Wednesday, February 4, 2009

Analysis from Presentation

In this essay, Rushdie focuses on the effects that memory has on a post-colonial society. While he is speaking almost exclusively from the perspective of an expatriate writer, what he says about memory can be true of any society dealing with the aftereffects of 20th century imperialism and independence.
Many of the recollections he speaks of are far removed. They are of India, they are 20 years old, and they are gathered from photographs, conversations, and snatches of his own stream of conscious memory. Yet it is clear they have had an integral part in shaping his identity, if only because he lends them significance. Why are they so significant to him?
He holds India up as his nostalgic homeland: he calls Pakistan “the unmentionable country across the border”, when he returns to India and sees his family still listed in the phone book he feels “as if I were being claimed”. Standing in front of his old house, the house he only remembers from a photograph, he “realized how much I wanted to restore the past to myself” (9-10). If his memories of India are so faded, so hard to tangibly grasp, the question remains: Why are they so significant to him?
It is because his life in India is the broken mirror. It was broken when his family was forced to move to Pakistan, and the few memories that remain are all the more precious because they are the few memories that remain.
He says the past is a country from which we have all emigrated, but for the expatriate writer who has literally and physically had to emigrate from his home country, the loss is experienced “in an intensified form” (12). This writer constructs an imaginary homeland, not from actual experience (or very little), but mainly from his fractured memory, from his nostalgia, from his emotions.

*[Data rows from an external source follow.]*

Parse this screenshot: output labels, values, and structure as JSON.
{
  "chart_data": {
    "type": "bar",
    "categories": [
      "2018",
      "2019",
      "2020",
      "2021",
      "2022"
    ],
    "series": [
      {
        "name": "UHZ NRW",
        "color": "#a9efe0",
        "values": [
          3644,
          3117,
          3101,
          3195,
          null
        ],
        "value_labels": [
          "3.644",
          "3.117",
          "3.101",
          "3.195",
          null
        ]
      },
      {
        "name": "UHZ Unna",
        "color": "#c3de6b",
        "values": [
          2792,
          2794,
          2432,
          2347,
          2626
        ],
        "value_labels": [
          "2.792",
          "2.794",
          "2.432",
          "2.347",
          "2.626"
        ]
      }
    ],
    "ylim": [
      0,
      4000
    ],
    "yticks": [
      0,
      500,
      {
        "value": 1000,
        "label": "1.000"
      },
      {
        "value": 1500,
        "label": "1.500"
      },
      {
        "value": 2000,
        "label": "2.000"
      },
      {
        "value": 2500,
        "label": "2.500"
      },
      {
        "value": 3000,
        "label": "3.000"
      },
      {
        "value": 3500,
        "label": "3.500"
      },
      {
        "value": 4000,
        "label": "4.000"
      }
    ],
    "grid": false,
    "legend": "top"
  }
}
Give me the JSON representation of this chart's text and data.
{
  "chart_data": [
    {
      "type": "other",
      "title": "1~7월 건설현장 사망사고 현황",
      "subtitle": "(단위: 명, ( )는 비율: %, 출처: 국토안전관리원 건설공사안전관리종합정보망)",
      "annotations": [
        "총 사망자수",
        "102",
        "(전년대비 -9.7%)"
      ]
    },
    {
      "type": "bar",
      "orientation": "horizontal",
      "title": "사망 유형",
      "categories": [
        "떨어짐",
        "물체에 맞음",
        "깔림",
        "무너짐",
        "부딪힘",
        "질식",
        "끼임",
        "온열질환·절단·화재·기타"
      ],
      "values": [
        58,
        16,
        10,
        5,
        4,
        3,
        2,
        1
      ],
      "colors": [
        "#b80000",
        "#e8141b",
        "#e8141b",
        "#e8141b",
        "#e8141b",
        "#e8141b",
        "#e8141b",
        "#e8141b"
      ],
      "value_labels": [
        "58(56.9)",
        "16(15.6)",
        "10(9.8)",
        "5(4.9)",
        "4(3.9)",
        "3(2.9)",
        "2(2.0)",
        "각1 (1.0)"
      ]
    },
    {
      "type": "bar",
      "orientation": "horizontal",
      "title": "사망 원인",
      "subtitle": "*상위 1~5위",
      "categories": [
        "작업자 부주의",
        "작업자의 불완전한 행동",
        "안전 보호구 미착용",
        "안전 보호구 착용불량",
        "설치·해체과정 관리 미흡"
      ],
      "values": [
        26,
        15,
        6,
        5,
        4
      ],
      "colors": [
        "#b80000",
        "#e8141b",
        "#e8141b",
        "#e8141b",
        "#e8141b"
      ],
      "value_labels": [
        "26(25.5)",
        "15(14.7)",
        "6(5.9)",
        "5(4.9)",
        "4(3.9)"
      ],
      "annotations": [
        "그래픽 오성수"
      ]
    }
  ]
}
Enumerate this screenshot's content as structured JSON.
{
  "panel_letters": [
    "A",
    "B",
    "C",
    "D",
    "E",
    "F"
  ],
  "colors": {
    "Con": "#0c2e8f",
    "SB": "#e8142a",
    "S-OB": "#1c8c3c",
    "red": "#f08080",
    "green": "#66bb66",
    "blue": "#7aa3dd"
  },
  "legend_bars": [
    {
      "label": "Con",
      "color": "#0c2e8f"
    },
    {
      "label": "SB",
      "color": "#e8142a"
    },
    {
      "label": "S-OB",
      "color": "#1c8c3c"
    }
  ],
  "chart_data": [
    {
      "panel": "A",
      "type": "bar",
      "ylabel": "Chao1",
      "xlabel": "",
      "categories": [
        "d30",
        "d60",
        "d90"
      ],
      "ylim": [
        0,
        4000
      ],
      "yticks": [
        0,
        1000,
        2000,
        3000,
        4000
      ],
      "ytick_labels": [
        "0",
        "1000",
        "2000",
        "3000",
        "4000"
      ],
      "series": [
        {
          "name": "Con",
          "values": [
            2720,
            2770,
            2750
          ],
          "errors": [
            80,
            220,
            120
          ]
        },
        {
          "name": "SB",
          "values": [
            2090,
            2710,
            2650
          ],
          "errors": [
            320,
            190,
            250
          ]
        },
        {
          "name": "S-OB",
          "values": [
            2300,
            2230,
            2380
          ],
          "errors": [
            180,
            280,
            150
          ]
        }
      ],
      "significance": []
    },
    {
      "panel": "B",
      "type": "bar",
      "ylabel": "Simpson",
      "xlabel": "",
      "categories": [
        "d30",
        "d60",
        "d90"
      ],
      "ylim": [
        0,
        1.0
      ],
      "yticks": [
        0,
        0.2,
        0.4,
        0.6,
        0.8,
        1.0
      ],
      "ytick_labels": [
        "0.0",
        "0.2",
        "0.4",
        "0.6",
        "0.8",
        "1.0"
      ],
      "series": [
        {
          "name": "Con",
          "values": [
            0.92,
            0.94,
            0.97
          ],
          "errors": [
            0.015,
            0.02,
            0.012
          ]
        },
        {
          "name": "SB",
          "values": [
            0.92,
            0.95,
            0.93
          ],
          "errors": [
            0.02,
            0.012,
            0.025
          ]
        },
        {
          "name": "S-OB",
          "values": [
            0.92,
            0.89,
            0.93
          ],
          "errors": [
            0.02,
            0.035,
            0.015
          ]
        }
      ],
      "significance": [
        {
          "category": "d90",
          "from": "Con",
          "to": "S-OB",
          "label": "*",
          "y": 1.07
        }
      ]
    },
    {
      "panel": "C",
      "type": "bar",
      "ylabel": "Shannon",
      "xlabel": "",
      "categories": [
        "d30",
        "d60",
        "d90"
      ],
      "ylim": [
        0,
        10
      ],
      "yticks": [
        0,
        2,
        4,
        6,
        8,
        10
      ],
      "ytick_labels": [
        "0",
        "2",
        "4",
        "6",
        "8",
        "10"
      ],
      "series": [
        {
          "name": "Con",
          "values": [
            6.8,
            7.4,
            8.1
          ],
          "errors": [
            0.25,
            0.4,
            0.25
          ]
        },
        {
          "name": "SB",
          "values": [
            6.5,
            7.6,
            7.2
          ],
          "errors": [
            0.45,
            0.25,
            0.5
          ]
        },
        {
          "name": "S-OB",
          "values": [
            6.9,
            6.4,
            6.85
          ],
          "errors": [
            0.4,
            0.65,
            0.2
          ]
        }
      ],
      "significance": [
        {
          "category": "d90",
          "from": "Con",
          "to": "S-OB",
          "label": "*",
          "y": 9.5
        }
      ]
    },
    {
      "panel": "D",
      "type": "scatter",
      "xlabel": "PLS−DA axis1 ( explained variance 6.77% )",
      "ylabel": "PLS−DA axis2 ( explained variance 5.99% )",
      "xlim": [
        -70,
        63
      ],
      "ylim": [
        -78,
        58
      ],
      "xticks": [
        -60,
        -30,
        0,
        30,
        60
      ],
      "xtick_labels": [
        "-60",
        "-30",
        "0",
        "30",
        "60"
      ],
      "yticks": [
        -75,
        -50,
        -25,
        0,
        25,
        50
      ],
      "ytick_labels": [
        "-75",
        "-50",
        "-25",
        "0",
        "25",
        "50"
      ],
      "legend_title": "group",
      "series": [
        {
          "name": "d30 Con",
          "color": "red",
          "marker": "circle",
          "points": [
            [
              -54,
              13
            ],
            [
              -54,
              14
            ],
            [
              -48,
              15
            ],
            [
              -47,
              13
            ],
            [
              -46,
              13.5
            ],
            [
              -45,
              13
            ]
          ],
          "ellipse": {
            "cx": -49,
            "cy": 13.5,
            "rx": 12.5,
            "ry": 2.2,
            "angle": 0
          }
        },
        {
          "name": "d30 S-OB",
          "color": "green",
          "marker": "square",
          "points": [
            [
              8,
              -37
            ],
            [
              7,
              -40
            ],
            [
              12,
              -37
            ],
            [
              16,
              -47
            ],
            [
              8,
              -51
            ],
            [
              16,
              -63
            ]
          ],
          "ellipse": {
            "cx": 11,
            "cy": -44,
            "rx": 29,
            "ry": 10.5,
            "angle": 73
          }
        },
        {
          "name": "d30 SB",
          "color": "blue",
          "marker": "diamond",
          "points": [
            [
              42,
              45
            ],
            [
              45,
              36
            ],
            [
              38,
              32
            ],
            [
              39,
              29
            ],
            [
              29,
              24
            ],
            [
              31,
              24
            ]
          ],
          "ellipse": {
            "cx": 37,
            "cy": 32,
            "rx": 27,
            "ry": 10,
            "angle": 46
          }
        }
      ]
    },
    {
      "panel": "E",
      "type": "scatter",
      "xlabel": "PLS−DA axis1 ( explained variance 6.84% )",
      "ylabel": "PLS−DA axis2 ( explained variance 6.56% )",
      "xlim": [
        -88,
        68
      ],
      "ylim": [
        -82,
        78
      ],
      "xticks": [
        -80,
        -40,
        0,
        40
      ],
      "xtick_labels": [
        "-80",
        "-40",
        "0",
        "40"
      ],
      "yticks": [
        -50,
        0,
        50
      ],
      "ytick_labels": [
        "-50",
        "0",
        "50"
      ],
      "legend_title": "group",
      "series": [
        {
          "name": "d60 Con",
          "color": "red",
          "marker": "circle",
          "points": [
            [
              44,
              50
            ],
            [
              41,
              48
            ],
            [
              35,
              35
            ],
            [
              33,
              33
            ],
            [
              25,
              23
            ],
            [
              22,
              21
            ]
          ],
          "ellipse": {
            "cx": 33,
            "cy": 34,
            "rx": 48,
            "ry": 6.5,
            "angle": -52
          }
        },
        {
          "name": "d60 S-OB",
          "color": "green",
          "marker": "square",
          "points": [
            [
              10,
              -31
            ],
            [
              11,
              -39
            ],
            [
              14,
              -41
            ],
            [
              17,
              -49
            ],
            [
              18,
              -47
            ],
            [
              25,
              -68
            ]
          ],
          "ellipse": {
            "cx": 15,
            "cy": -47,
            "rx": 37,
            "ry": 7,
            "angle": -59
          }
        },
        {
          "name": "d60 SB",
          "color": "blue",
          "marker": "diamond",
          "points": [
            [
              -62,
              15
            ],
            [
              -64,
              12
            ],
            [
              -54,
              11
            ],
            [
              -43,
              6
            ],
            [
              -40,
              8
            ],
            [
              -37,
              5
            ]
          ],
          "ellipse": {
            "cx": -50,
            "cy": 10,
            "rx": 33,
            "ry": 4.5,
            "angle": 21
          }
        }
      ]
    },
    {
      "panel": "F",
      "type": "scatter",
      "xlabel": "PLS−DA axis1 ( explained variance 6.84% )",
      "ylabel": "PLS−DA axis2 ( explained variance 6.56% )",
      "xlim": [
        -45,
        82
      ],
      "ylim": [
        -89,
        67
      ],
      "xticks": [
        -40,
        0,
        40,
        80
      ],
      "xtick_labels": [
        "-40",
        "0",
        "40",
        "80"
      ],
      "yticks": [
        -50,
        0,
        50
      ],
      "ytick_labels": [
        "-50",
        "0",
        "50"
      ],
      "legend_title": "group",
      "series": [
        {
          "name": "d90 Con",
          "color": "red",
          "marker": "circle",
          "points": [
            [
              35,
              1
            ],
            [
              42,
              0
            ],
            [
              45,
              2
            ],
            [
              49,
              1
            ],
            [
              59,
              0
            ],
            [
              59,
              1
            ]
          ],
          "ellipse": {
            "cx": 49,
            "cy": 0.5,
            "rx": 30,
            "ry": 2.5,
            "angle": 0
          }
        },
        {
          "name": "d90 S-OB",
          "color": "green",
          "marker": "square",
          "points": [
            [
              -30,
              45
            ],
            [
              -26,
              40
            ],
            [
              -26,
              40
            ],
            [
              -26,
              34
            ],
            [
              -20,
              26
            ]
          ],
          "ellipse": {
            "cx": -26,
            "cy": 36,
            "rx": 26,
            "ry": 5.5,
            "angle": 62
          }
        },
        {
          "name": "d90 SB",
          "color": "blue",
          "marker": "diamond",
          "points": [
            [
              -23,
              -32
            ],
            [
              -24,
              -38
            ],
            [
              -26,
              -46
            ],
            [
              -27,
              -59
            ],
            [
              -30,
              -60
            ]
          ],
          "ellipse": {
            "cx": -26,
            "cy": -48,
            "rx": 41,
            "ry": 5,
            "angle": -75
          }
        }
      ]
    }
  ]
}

This does not make the expat writer’s version less authentic, less whole.
In fact, Rushdie argues in the defense of this version on several levels. He uses a metaphor from Midnight’s Children: “it becomes clear that the illusion itself is reality” (13). In essence, the writer constructs their own reality which is all the more real for their fractured memories and their distance from the day to day life of their home culture. He also says, “Literature is self-validating.” (14) If the author take the artistic risk to re-construct their homeland and does so well enough, the author’s place within or without that homeland is irrelevant: it is “justified by the quality of what has been written” (14). On page 15, Rushdie argues the ‘plural and partial’ identity of this genre of writers enriches the writing and lends itself to a more inspiration recreation of their homeland.

Indeed, to hear Rushdie describe India, the homeland has been so far removed from for most of his life, is poignant and evocative. Readers from many different backgrounds are touched by what he has lost, what he has gained, and by the way he deals with it through his work.